A straight wire carrying a current of `12A` is bent into a semicircular arc of radius `2*0cm` as shown in figure. Consider the magnetic field `vecB` at the centre of arc.
(a) What is the magnetic field due to the staight segments?
(b) In what way the contribution to `vecB` from the semicircle differs from that of a circular loop and in what way does it resemble?
(c) Would your answer be different if the wire were bent into a semicircle arc of the same radius but in the opposite way as shown in figure

(a) For a point O, `dvecl` and `vecr` for each element of the straight segments AB and DE are parallel.

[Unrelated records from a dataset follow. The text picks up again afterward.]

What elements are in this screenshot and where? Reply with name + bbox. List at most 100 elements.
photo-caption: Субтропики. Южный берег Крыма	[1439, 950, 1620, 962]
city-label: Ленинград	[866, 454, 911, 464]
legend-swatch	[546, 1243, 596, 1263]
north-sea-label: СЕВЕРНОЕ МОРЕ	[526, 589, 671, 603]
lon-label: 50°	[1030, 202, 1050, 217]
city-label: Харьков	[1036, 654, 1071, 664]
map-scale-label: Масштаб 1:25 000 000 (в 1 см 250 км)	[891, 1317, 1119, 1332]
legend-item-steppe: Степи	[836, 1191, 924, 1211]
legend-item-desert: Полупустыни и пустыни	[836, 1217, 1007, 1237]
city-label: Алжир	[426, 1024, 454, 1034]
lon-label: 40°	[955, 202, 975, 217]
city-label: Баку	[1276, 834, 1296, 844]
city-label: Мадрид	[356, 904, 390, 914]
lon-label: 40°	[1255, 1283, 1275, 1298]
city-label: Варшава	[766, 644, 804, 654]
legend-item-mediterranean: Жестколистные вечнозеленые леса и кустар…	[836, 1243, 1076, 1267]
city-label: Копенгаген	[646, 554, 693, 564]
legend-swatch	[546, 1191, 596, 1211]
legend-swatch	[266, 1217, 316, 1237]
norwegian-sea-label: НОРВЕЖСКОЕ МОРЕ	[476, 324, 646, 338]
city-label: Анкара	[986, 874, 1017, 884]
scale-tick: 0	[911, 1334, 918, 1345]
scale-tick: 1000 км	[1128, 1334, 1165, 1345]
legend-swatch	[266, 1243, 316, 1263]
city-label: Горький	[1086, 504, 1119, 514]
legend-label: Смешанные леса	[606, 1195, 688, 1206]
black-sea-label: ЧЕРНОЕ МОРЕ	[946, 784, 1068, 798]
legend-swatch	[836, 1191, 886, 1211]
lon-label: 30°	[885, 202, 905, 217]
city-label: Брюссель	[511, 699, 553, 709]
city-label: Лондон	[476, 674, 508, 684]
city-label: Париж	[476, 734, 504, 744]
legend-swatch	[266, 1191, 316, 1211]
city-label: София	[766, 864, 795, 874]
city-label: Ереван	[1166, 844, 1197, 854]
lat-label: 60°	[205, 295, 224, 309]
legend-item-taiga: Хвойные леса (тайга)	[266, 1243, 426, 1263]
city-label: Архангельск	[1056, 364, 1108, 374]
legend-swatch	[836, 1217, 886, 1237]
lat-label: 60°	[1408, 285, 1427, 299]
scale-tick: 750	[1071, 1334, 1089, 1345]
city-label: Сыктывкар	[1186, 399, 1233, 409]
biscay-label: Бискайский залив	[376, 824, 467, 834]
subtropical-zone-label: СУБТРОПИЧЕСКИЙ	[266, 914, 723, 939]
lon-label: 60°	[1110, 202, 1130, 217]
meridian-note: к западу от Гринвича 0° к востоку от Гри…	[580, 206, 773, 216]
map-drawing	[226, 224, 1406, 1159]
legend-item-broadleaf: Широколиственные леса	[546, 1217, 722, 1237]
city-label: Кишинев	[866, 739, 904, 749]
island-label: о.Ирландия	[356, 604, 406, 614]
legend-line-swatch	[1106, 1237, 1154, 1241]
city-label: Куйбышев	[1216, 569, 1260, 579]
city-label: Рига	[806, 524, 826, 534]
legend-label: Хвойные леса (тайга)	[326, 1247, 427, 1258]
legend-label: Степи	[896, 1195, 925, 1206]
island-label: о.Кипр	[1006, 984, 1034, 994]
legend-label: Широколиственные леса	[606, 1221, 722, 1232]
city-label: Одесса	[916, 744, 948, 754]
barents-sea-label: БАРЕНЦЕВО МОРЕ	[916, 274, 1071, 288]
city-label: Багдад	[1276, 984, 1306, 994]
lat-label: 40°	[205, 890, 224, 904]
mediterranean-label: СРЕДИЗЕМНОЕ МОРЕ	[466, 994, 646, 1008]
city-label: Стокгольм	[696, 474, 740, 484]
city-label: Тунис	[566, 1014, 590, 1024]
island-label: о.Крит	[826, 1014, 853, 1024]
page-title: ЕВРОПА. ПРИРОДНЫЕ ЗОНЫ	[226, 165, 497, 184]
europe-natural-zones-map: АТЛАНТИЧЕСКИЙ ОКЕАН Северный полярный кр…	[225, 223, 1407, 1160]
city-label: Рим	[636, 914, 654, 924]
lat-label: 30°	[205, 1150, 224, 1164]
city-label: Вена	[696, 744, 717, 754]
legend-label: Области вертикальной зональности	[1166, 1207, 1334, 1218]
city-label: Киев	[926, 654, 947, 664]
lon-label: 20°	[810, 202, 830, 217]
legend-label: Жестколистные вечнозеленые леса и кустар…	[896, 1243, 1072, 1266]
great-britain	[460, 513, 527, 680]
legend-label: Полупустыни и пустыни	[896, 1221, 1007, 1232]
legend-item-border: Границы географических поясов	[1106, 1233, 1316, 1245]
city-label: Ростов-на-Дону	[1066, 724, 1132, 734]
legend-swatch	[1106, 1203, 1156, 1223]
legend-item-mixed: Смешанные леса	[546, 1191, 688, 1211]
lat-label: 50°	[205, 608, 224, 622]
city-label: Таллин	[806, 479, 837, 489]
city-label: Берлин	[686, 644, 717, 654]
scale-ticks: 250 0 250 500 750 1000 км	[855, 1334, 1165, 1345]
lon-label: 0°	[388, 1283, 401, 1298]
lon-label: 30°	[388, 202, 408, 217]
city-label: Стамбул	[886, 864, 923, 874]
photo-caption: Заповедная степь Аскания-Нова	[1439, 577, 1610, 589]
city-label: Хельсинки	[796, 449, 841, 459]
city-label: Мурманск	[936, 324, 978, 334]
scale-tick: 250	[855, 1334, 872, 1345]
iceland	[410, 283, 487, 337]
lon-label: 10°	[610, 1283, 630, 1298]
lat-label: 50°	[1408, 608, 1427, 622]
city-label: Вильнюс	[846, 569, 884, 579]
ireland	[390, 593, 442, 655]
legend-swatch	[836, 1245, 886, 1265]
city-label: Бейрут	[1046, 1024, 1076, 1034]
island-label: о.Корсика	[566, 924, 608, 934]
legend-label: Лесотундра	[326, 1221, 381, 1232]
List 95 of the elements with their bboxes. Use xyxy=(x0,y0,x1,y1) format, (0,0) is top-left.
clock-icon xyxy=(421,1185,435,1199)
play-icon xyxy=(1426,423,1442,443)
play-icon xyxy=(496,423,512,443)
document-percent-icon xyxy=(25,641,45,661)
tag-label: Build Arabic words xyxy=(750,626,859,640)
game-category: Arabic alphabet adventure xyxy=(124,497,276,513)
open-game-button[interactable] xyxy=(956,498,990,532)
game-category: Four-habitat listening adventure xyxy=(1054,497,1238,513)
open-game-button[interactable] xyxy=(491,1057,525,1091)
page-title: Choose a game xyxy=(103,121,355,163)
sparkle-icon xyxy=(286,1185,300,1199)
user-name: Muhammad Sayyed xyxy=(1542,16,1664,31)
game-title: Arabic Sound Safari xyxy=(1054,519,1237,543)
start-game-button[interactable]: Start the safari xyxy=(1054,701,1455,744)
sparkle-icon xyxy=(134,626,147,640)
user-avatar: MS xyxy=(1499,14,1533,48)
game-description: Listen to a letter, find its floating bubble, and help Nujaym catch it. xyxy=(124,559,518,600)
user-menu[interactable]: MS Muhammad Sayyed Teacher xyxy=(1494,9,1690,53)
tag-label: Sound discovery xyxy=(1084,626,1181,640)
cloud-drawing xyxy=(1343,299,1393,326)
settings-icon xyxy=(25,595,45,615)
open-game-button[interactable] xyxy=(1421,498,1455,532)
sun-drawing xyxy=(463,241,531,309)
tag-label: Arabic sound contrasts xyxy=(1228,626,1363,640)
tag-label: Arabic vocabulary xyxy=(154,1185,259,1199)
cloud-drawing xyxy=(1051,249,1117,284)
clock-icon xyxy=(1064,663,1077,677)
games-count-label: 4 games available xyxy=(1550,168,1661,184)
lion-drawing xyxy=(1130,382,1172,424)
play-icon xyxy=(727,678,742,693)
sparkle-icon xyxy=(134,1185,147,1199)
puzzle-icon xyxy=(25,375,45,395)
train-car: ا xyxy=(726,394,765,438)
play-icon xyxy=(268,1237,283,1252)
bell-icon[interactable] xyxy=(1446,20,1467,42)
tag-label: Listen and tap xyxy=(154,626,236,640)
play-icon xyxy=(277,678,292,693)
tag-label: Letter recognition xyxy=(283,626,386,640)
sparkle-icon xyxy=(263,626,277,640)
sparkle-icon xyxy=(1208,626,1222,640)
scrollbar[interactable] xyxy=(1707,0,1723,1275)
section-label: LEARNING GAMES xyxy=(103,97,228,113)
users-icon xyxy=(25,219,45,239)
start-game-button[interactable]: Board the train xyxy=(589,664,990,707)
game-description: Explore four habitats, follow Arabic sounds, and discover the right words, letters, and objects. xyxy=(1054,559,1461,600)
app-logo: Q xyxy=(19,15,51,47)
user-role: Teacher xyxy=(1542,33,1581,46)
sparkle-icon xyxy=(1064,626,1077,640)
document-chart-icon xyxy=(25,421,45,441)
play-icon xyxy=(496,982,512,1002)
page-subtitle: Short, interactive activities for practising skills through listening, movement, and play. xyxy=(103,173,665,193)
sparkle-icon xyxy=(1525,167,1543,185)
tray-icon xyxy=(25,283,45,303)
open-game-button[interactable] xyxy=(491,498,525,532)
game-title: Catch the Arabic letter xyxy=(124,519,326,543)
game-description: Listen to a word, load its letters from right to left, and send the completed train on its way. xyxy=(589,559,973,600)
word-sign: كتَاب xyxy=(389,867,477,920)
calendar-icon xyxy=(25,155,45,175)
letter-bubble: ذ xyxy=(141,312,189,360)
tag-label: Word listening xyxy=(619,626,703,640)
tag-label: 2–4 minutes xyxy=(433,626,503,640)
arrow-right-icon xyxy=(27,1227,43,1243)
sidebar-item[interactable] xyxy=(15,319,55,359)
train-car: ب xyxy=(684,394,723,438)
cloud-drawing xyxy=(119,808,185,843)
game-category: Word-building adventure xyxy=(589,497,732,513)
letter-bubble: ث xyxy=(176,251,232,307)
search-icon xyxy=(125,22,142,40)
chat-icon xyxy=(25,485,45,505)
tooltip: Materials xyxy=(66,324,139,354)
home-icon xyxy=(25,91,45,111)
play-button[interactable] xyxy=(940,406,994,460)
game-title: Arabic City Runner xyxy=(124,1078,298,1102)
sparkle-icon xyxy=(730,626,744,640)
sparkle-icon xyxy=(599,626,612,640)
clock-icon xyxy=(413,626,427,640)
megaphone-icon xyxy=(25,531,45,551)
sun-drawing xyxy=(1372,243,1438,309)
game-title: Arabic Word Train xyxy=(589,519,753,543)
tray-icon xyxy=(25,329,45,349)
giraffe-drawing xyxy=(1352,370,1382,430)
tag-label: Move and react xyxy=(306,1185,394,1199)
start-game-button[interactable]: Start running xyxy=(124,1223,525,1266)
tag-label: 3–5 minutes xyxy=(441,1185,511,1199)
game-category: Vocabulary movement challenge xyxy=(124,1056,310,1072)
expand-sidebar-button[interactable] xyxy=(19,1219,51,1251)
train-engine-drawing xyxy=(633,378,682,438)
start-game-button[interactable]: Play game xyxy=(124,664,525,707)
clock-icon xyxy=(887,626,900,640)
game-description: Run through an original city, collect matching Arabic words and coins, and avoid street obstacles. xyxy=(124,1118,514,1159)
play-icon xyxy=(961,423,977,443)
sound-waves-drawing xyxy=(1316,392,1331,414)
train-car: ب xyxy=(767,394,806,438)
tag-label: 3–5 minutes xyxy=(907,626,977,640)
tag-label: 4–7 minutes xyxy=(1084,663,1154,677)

Therefore, `dveclxxvecr=0`. Hence, magnetic field at O due to current through straight segments AB and DE is
`vecB=sum(mu_0)/(4pi)(Idveclxxvecr)/(r^3)=0`
(b) The magnetic field induction at O due to semicircular arc is
`B=(mu_0)/(4pi)(Ipi)/(r)=(mu_0)/(4)I/r=(4pixx10^-7xx12)/(4xx2xx10^-2)`
`=1*9xx10^-4T`
The direction of `vecB`, according to Right hand rule is normal to the plane of paper directed inwards. The magnetic field induction at the centre of a circular loop of radius r carrying current I is,
`B^'(mu_0)/(4pi)(2piI)/(r)=(mu_0I)/(2r)=(4pixx10^-7xx12)/(2xx2xx10^-2)`
`=3*8xx10^-4T`
It is double than that due to semi-circular arc. The direction of magnetic field induction at the centre of circular arc is the same as that due to semicircular arc if current in them is same and in same direction (i.e., either clockwise or anticlockwise) and the direction of magnetic field induction at the centre of circular arc is different from that due to semicircular arc if current in them is in opposite directions.
(c) When the wire is in the form shown in figure, the magnetic field induction at O will remain same in magnitude `(=1*9xx10^-4T)` but its direction will be normal to the plane of paper directed outwards.